The week before last, there was some talk of player agents and the NFLPA withholding players from participating in the 2011 NFL Scouting Combine, the annual event which goes a long way toward making final determinations about draft stock...and the contracts that draft picks receive. Most considered the prospects of a Combine boycott minimal at that point in time, but that was before the NFL floated a rookie wage scale proposal last week. Agents and the NFLPA are scheduled for a conference call today to discuss the matter, amongst other issues, according to Jason Cole at Yahoo Sports.
I hate to clip this much text from a must-read article, but this is the money quote. Sayeth one agent:
I'm all for getting those contracts for the top six to 10 players under control; we all see that it's a problem. But what the league is talking about, it's criminal. Five years and a flat amount? For a lot of guys that's their whole career. We all get it, [disappointing] guys like JaMarcus Russell(notes), Aaron Maybin(notes) or even Matt Stafford getting hurt, there's a lot of risk for the clubs. But if a guy plays and plays well, there should be ways for him to make up the difference.

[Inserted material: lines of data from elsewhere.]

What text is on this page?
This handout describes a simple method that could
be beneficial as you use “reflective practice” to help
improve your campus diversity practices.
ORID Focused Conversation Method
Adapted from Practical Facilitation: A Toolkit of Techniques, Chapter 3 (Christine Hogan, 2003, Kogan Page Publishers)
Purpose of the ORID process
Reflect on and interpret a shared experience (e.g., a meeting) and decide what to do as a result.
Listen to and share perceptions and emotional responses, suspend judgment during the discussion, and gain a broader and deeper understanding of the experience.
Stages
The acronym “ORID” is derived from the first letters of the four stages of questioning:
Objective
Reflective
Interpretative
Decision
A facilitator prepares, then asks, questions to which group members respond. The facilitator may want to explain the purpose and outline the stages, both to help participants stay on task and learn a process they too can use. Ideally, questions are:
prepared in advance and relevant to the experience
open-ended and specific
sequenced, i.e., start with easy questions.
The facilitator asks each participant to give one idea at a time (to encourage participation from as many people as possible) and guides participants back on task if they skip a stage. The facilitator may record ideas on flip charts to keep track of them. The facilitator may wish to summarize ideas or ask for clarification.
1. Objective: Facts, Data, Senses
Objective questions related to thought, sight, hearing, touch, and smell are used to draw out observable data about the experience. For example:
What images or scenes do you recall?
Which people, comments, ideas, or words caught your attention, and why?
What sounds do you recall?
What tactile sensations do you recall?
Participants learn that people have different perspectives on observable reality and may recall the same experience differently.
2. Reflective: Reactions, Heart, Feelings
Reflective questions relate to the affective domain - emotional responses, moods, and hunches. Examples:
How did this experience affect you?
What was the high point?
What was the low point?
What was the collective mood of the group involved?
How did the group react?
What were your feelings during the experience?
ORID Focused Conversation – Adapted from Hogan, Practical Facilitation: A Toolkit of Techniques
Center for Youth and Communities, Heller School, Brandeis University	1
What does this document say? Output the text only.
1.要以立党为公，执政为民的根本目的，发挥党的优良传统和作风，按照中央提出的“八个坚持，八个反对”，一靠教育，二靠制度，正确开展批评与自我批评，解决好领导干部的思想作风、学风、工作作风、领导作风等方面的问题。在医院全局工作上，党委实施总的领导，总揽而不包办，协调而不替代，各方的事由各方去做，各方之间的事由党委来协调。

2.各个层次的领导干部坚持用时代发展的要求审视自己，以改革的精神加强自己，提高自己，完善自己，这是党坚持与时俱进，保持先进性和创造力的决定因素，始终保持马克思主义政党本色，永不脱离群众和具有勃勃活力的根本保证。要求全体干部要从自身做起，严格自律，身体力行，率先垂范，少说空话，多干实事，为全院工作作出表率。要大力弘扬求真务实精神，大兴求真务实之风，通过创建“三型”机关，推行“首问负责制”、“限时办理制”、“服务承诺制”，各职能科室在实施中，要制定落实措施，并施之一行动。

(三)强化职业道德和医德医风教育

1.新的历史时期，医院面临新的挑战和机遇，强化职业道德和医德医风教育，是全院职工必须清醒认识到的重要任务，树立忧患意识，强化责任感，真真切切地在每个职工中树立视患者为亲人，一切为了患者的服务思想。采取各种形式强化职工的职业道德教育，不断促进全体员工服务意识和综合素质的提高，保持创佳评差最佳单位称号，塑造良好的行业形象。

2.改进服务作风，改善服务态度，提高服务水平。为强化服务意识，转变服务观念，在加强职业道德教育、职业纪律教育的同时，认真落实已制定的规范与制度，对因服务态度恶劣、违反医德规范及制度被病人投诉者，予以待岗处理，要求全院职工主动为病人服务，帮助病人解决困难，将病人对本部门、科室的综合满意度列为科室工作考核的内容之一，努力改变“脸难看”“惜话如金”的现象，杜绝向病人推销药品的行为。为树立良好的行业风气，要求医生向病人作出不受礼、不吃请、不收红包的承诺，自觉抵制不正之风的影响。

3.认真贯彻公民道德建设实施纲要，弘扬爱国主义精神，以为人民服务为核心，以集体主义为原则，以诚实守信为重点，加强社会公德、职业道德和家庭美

Under the league's proposal the top pick in the draft would get a five-year, $19 million contract with $6 million guaranteed. That's a little more than most of us are going to make over the next five (hundred) years, but it's a far cry from the six-years, $72 million that Sam Bradford got, with $50 million guaranteed.

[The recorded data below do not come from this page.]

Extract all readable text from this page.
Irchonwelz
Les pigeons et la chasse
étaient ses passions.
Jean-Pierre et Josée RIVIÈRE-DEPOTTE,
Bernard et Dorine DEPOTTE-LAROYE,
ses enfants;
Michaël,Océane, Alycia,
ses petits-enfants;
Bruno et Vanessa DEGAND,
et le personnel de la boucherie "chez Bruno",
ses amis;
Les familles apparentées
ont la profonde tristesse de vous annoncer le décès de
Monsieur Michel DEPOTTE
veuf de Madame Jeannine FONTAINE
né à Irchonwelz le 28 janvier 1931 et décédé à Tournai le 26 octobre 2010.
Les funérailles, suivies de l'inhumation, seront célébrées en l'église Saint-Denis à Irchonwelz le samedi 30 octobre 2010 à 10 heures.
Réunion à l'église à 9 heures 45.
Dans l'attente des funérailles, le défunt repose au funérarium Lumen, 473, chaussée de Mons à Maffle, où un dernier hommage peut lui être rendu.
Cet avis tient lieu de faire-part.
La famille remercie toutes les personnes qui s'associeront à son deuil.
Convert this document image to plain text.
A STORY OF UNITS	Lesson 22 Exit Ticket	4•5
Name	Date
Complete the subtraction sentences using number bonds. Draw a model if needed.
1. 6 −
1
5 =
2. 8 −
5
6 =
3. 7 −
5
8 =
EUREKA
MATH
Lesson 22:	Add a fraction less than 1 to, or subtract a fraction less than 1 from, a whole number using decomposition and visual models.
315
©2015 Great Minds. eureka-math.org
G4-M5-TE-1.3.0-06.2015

However, it's no small task being asked of Bradford, a 23-year-old tasked with reviving a dying franchise that's struggled to sell tickets or garner decent television ratings for five years now. Professional football is an incredibly profitable venture, more so than ever, so to some extent large contracts for players with that kind of responsibility are justified. After all, their success on the field is what sells tickets and helps get stadiums built. They deserve a share of the loot, but the $50 million guaranteed is a little extreme.

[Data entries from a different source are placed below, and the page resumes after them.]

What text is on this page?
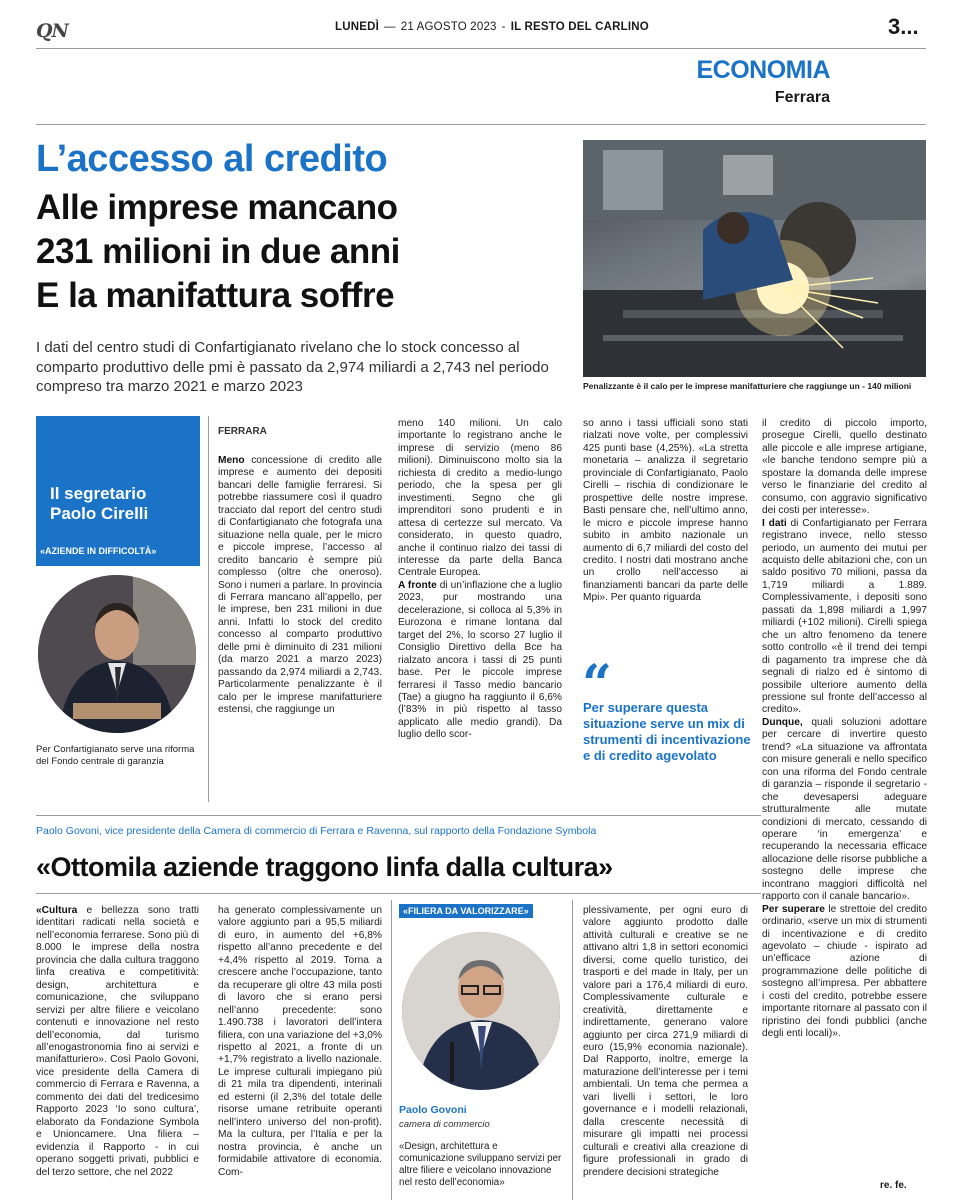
QN	LUNEDÌ — 21 AGOSTO 2023 - IL RESTO DEL CARLINO	3...
ECONOMIA
Ferrara
L’accesso al credito
Alle imprese mancano
231 milioni in due anni
E la manifattura soffre
I dati del centro studi di Confartigianato rivelano che lo stock concesso al comparto produttivo delle pmi è passato da 2,974 miliardi a 2,743 nel periodo compreso tra marzo 2021 e marzo 2023	Penalizzante è il calo per le imprese manifatturiere che raggiunge un - 140 milioni
Il segretario
Paolo Cirelli
«AZIENDE IN DIFFICOLTÀ»
Per Confartigianato serve una riforma del Fondo centrale di garanzia
FERRARA
Meno concessione di credito alle imprese e aumento dei depositi bancari delle famiglie ferraresi. Si potrebbe riassumere così il quadro tracciato dal report del centro studi di Confartigianato che fotografa una situazione nella quale, per le micro e piccole imprese, l’accesso al credito bancario è sempre più complesso (oltre che oneroso). Sono i numeri a parlare. In provincia di Ferrara mancano all’appello, per le imprese, ben 231 milioni in due anni. Infatti lo stock del credito concesso al comparto produttivo delle pmi è diminuito di 231 milioni (da marzo 2021 a marzo 2023) passando da 2,974 miliardi a 2,743. Particolarmente penalizzante è il calo per le imprese manifatturiere estensi, che raggiunge un
meno 140 milioni. Un calo importante lo registrano anche le imprese di servizio (meno 86 milioni). Diminuiscono molto sia la richiesta di credito a medio-lungo periodo, che la spesa per gli investimenti. Segno che gli imprenditori sono prudenti e in attesa di certezze sul mercato. Va considerato, in questo quadro, anche il continuo rialzo dei tassi di interesse da parte della Banca Centrale Europea.
A fronte di un’inflazione che a luglio 2023, pur mostrando una decelerazione, si colloca al 5,3% in Eurozona e rimane lontana dal target del 2%, lo scorso 27 luglio il Consiglio Direttivo della Bce ha rialzato ancora i tassi di 25 punti base. Per le piccole imprese ferraresi il Tasso medio bancario (Tae) a giugno ha raggiunto il 6,6% (l’83% in più rispetto al tasso applicato alle medio grandi). Da luglio dello scor-
so anno i tassi ufficiali sono stati rialzati nove volte, per complessivi 425 punti base (4,25%). «La stretta monetaria – analizza il segretario provinciale di Confartigianato, Paolo Cirelli – rischia di condizionare le prospettive delle nostre imprese. Basti pensare che, nell’ultimo anno, le micro e piccole imprese hanno subito in ambito nazionale un aumento di 6,7 miliardi del costo del credito. I nostri dati mostrano anche un crollo nell’accesso ai finanziamenti bancari da parte delle Mpi». Per quanto riguarda
“
Per superare questa situazione serve un mix di strumenti di incentivazione e di credito agevolato
il credito di piccolo importo, prosegue Cirelli, quello destinato alle piccole e alle imprese artigiane, «le banche tendono sempre più a spostare la domanda delle imprese verso le finanziarie del credito al consumo, con aggravio significativo dei costi per interesse».
I dati di Confartigianato per Ferrara registrano invece, nello stesso periodo, un aumento dei mutui per acquisto delle abitazioni che, con un saldo positivo 70 milioni, passa da 1,719 miliardi a 1.889. Complessivamente, i depositi sono passati da 1,898 miliardi a 1,997 miliardi (+102 milioni). Cirelli spiega che un altro fenomeno da tenere sotto controllo «è il trend dei tempi di pagamento tra imprese che dà segnali di rialzo ed è sintomo di possibile ulteriore aumento della pressione sul fronte dell’accesso al credito».
Dunque, quali soluzioni adottare per cercare di invertire questo trend? «La situazione va affrontata con misure generali e nello specifico con una riforma del Fondo centrale di garanzia – risponde il segretario - che devesapersi adeguare strutturalmente alle mutate condizioni di mercato, cessando di operare ‘in emergenza’ e recuperando la necessaria efficace allocazione delle risorse pubbliche a sostegno delle imprese che incontrano maggiori difficoltà nel rapporto con il canale bancario».
Per superare le strettoie del credito ordinario, «serve un mix di strumenti di incentivazione e di credito agevolato – chiude - ispirato ad un’efficace azione di programmazione delle politiche di sostegno all’impresa. Per abbattere i costi del credito, potrebbe essere importante ritornare al passato con il ripristino dei fondi pubblici (anche degli enti locali)».
re. fe.
Paolo Govoni, vice presidente della Camera di commercio di Ferrara e Ravenna, sul rapporto della Fondazione Symbola
«Ottomila aziende traggono linfa dalla cultura»
«Cultura e bellezza sono tratti identitari radicati nella società e nell’economia ferrarese. Sono più di 8.000 le imprese della nostra provincia che dalla cultura traggono linfa creativa e competitività: design, architettura e comunicazione, che sviluppano servizi per altre filiere e veicolano contenuti e innovazione nel resto dell’economia, dal turismo all’enogastronomia fino ai servizi e manifatturiero». Così Paolo Govoni, vice presidente della Camera di commercio di Ferrara e Ravenna, a commento dei dati del tredicesimo Rapporto 2023 ‘Io sono cultura’, elaborato da Fondazione Symbola e Unioncamere. Una filiera – evidenzia il Rapporto - in cui operano soggetti privati, pubblici e del terzo settore, che nel 2022
ha generato complessivamente un valore aggiunto pari a 95,5 miliardi di euro, in aumento del +6,8% rispetto all’anno precedente e del +4,4% rispetto al 2019. Torna a crescere anche l’occupazione, tanto da recuperare gli oltre 43 mila posti di lavoro che si erano persi nell’anno precedente: sono 1.490.738 i lavoratori dell’intera filiera, con una variazione del +3,0% rispetto al 2021, a fronte di un +1,7% registrato a livello nazionale. Le imprese culturali impiegano più di 21 mila tra dipendenti, interinali ed esterni (il 2,3% del totale delle risorse umane retribuite operanti nell’intero universo del non-profit). Ma la cultura, per l’Italia e per la nostra provincia, è anche un formidabile attivatore di economia. Com-
«FILIERA DA VALORIZZARE»
Paolo Govoni
camera di commercio
«Design, architettura e comunicazione sviluppano servizi per altre filiere e veicolano innovazione nel resto dell’economia»
plessivamente, per ogni euro di valore aggiunto prodotto dalle attività culturali e creative se ne attivano altri 1,8 in settori economici diversi, come quello turistico, dei trasporti e del made in Italy, per un valore pari a 176,4 miliardi di euro. Complessivamente culturale e creatività, direttamente e indirettamente, generano valore aggiunto per circa 271,9 miliardi di euro (15,9% economia nazionale). Dal Rapporto, inoltre, emerge la maturazione dell’interesse per i temi ambientali. Un tema che permea a vari livelli i settori, le loro governance e i modelli relazionali, dalla crescente necessità di misurare gli impatti nei processi culturali e creativi alla creazione di figure professionali in grado di prendere decisioni strategiche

And you can see in the article that agents, agents, are willing to negotiate on the rookie salaries.
Despite their anger over the status of negotiations, a Combine boycott is still highly unlikely. It would be impossible to get all agents and players to agree to skip the event, especially with some players really needing the opportunity to boost their draft stock.
A boycott may be out, but read the article and you can expect some form of protest to impact the Combine. Some of the bigger name players could skip and use a pro day or private workout to make up for it. Sam Bradford didn't throw at the Combine; it was his workout in Norman, OK that cemented his status.
Fireworks in Indianapolis, just about 10 days away.